On Being Rooted


My father died recently and the roots upon which I was born and grew from were suddenly gone. From those ancients roots my own grew and I was left wondering, “Am I now rootless? If not, what are mine?”

Our roots grow deeper, slowly, overtime, in relationship with what is around us, people, experiences and surroundings. Those change over the years, and with them new, unique secondary roots grow, very much like tree roots which communicate, and feed each other through a fungi network. (https://www.smithsonianmag.com/science-nature/the-whispering-trees-180968084/)

At a minimum, I am now the “bearer roots” of my family history, and with that the need to pass them along so that they don’t fall into oblivion as if they had never lived.
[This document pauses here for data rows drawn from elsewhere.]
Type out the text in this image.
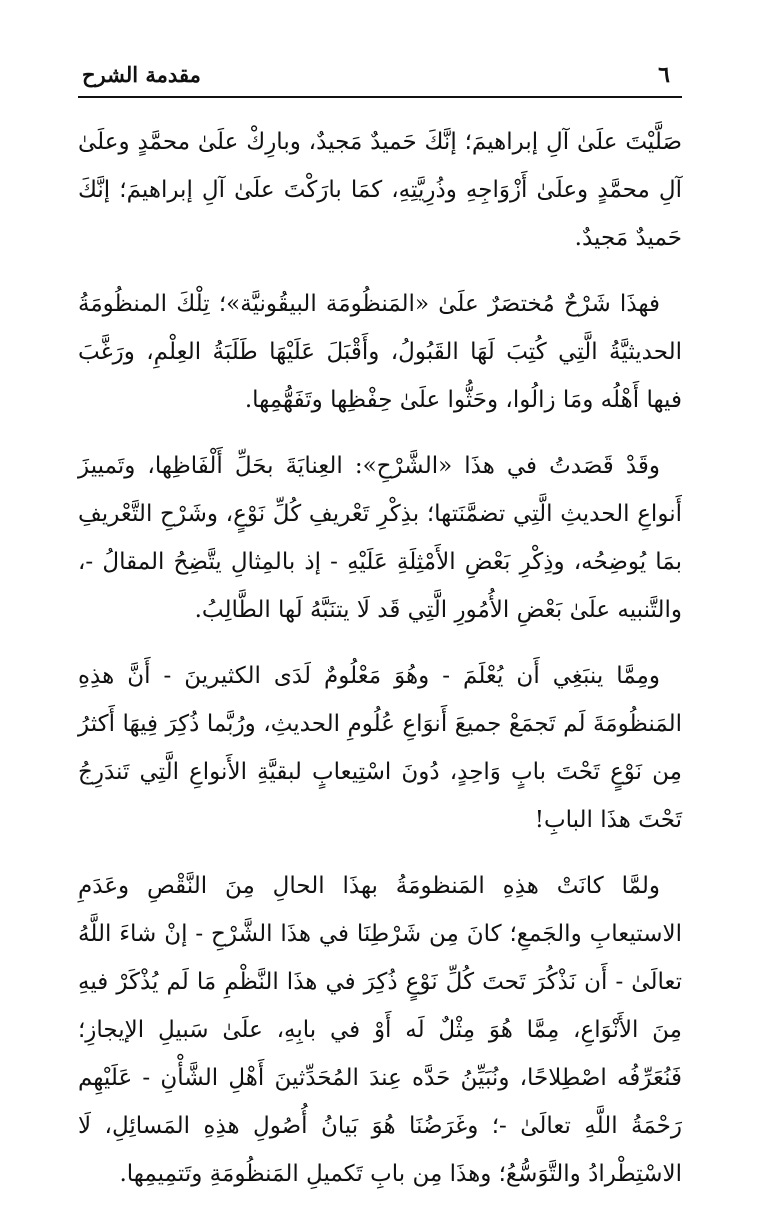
٦
مقدمة الشرح

صَلَّيْتَ علَىٰ آلِ إبراهيمَ؛ إنَّكَ حَميدٌ مَجيدٌ، وبارِكْ علَىٰ محمَّدٍ وعلَىٰ آلِ محمَّدٍ وعلَىٰ أَزْوَاجِهِ وذُرِيَّتِهِ، كمَا بارَكْتَ علَىٰ آلِ إبراهيمَ؛ إنَّكَ حَميدٌ مَجيدٌ.

فهذَا شَرْحٌ مُختصَرٌ علَىٰ «المَنظُومَة البيقُونيَّة»؛ تِلْكَ المنظُومَةُ الحديثيَّةُ الَّتِي كُتِبَ لَهَا القَبُولُ، وأَقْبَلَ عَلَيْهَا طَلَبَةُ العِلْمِ، ورَغَّبَ فيها أَهْلُه ومَا زالُوا، وحَثُّوا علَىٰ حِفْظِها وتَفَهُّمِها.

وقَدْ قَصَدتُ في هذَا «الشَّرْحِ»: العِنايَةَ بحَلِّ أَلْفَاظِها، وتَمييزَ أَنواعِ الحديثِ الَّتِي تضمَّنَتها؛ بذِكْرِ تَعْريفِ كُلِّ نَوْعٍ، وشَرْحِ التَّعْريفِ بمَا يُوضِحُه، وذِكْرِ بَعْضِ الأَمْثِلَةِ عَلَيْهِ - إذ بالمِثالِ يتَّضِحُ المقالُ -، والتَّنبيه علَىٰ بَعْضِ الأُمُورِ الَّتِي قَد لَا يتنَبَّهُ لَها الطَّالِبُ.

ومِمَّا ينبَغِي أَن يُعْلَمَ - وهُوَ مَعْلُومٌ لَدَى الكثيرينَ - أَنَّ هذِهِ المَنظُومَةَ لَم تَجمَعْ جميعَ أَنوَاعِ عُلُومِ الحديثِ، ورُبَّما ذُكِرَ فِيهَا أَكثرُ مِن نَوْعٍ تَحْتَ بابٍ وَاحِدٍ، دُونَ اسْتِيعابٍ لبقيَّةِ الأَنواعِ الَّتِي تَندَرِجُ تَحْتَ هذَا البابِ!

ولمَّا كانَتْ هذِهِ المَنظومَةُ بهذَا الحالِ مِنَ النَّقْصِ وعَدَمِ الاستيعابِ والجَمعِ؛ كانَ مِن شَرْطِنَا في هذَا الشَّرْحِ - إنْ شاءَ اللَّهُ تعالَىٰ - أَن نَذْكُرَ تَحتَ كُلِّ نَوْعٍ ذُكِرَ في هذَا النَّظْمِ مَا لَم يُذْكَرْ فيهِ مِنَ الأَنْوَاعِ، مِمَّا هُوَ مِثْلٌ لَه أَوْ في بابِهِ، علَىٰ سَبيلِ الإيجازِ؛ فَنُعَرِّفُه اصْطِلاحًا، ونُبَيِّنُ حَدَّه عِندَ المُحَدِّثينَ أَهْلِ الشَّأْنِ - عَلَيْهِم رَحْمَةُ اللَّهِ تعالَىٰ -؛ وغَرَضُنَا هُوَ بَيانُ أُصُولِ هذِهِ المَسائِلِ، لَا الاسْتِطْرادُ والتَّوَسُّعُ؛ وهذَا مِن بابِ تَكميلِ المَنظُومَةِ وتَتمِيمِها.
Roots carry with them rituals, values, customs, stories. Some of them I will keep, some I will try to detangle and heal, those who don’t feed me  will just have to go. Choosing the roots which feed us is key to become deeply grounded and survive the high tides which come our way.

An understanding of where our roots lie does give us a sense of belonging. To know where we come from and our family stories can help us live better lives.
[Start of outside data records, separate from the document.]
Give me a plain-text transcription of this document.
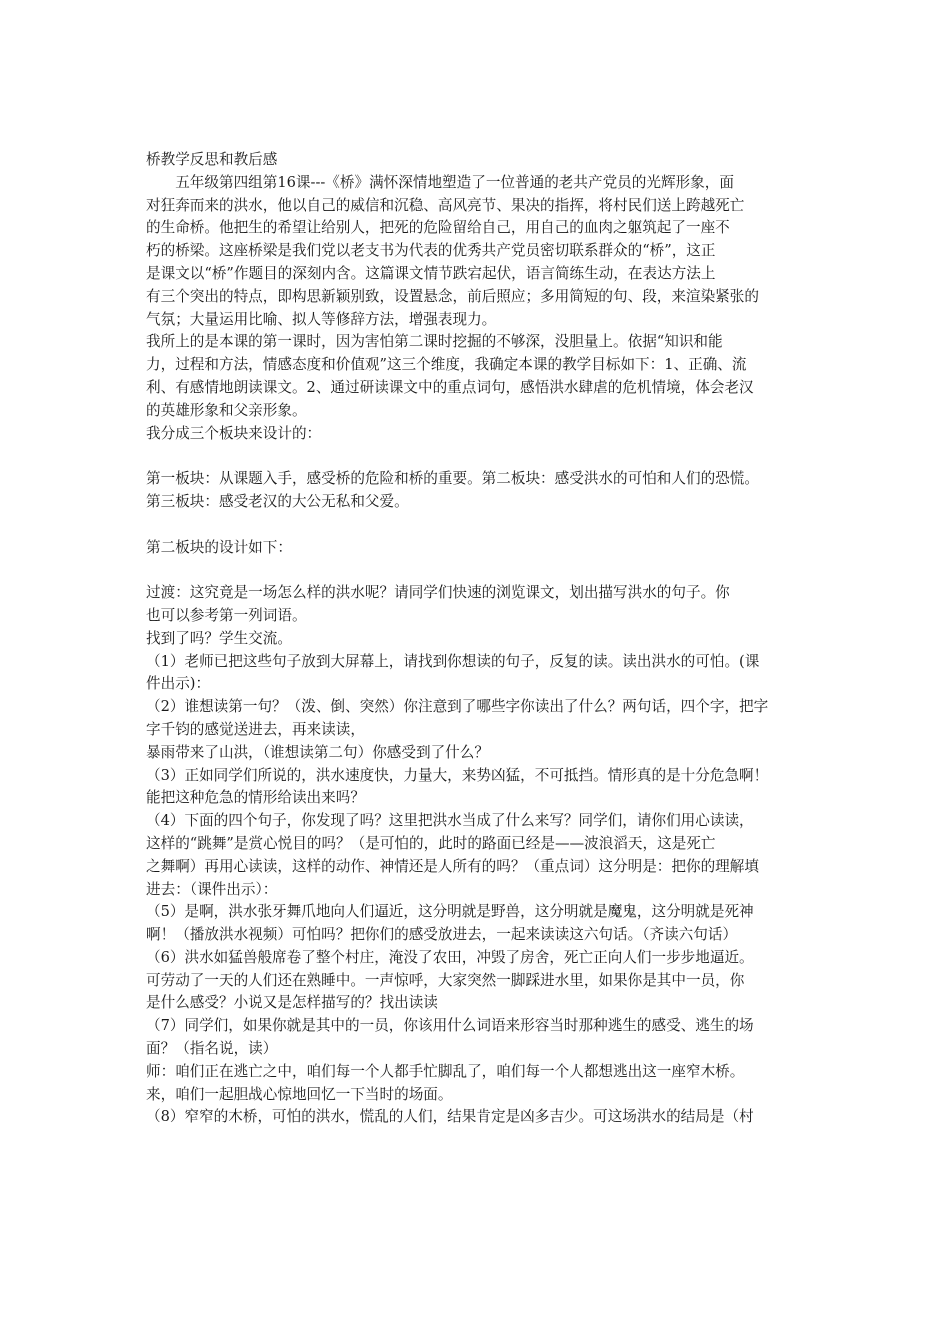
桥教学反思和教后感
　　五年级第四组第16课---《桥》满怀深情地塑造了一位普通的老共产党员的光辉形象，面
对狂奔而来的洪水，他以自己的威信和沉稳、高风亮节、果决的指挥，将村民们送上跨越死亡
的生命桥。他把生的希望让给别人，把死的危险留给自己，用自己的血肉之躯筑起了一座不
朽的桥梁。这座桥梁是我们党以老支书为代表的优秀共产党员密切联系群众的“桥”，这正
是课文以“桥”作题目的深刻内含。这篇课文情节跌宕起伏，语言简练生动，在表达方法上
有三个突出的特点，即构思新颖别致，设置悬念，前后照应；多用简短的句、段，来渲染紧张的
气氛；大量运用比喻、拟人等修辞方法，增强表现力。
我所上的是本课的第一课时，因为害怕第二课时挖掘的不够深，没胆量上。依据“知识和能
力，过程和方法，情感态度和价值观”这三个维度，我确定本课的教学目标如下：1、正确、流
利、有感情地朗读课文。2、通过研读课文中的重点词句，感悟洪水肆虐的危机情境，体会老汉
的英雄形象和父亲形象。
我分成三个板块来设计的：
第一板块：从课题入手，感受桥的危险和桥的重要。第二板块：感受洪水的可怕和人们的恐慌。
第三板块：感受老汉的大公无私和父爱。
第二板块的设计如下：
过渡：这究竟是一场怎么样的洪水呢？请同学们快速的浏览课文，划出描写洪水的句子。你
也可以参考第一列词语。
找到了吗？学生交流。
（1）老师已把这些句子放到大屏幕上，请找到你想读的句子，反复的读。读出洪水的可怕。(课
件出示)：
（2）谁想读第一句？（泼、倒、突然）你注意到了哪些字你读出了什么？两句话，四个字，把字
字千钧的感觉送进去，再来读读，
暴雨带来了山洪，（谁想读第二句）你感受到了什么？
（3）正如同学们所说的，洪水速度快，力量大，来势凶猛，不可抵挡。情形真的是十分危急啊！
能把这种危急的情形给读出来吗？
（4）下面的四个句子，你发现了吗？这里把洪水当成了什么来写？同学们，请你们用心读读，
这样的“跳舞”是赏心悦目的吗？（是可怕的，此时的路面已经是——波浪滔天，这是死亡
之舞啊）再用心读读，这样的动作、神情还是人所有的吗？（重点词）这分明是：把你的理解填
进去：（课件出示）：
（5）是啊，洪水张牙舞爪地向人们逼近，这分明就是野兽，这分明就是魔鬼，这分明就是死神
啊！（播放洪水视频）可怕吗？把你们的感受放进去，一起来读读这六句话。（齐读六句话）
（6）洪水如猛兽般席卷了整个村庄，淹没了农田，冲毁了房舍，死亡正向人们一步步地逼近。
可劳动了一天的人们还在熟睡中。一声惊呼，大家突然一脚踩进水里，如果你是其中一员，你
是什么感受？小说又是怎样描写的？找出读读
（7）同学们，如果你就是其中的一员，你该用什么词语来形容当时那种逃生的感受、逃生的场
面？（指名说，读）
师：咱们正在逃亡之中，咱们每一个人都手忙脚乱了，咱们每一个人都想逃出这一座窄木桥。
来，咱们一起胆战心惊地回忆一下当时的场面。
（8）窄窄的木桥，可怕的洪水，慌乱的人们，结果肯定是凶多吉少。可这场洪水的结局是（村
Find 10 minutes of your time to walk barefoot in the sand or on the grass or any natural terrain. Make yourself aware of the contact of your feet with the Earth.

Draw a simple family tree to share with your family and make you aware of where you come from.

Bake your grandmother’s famous pie, tell your children or grandchildren a story from your family that they have not heard before.

Create a new ritual which will become part of your roots.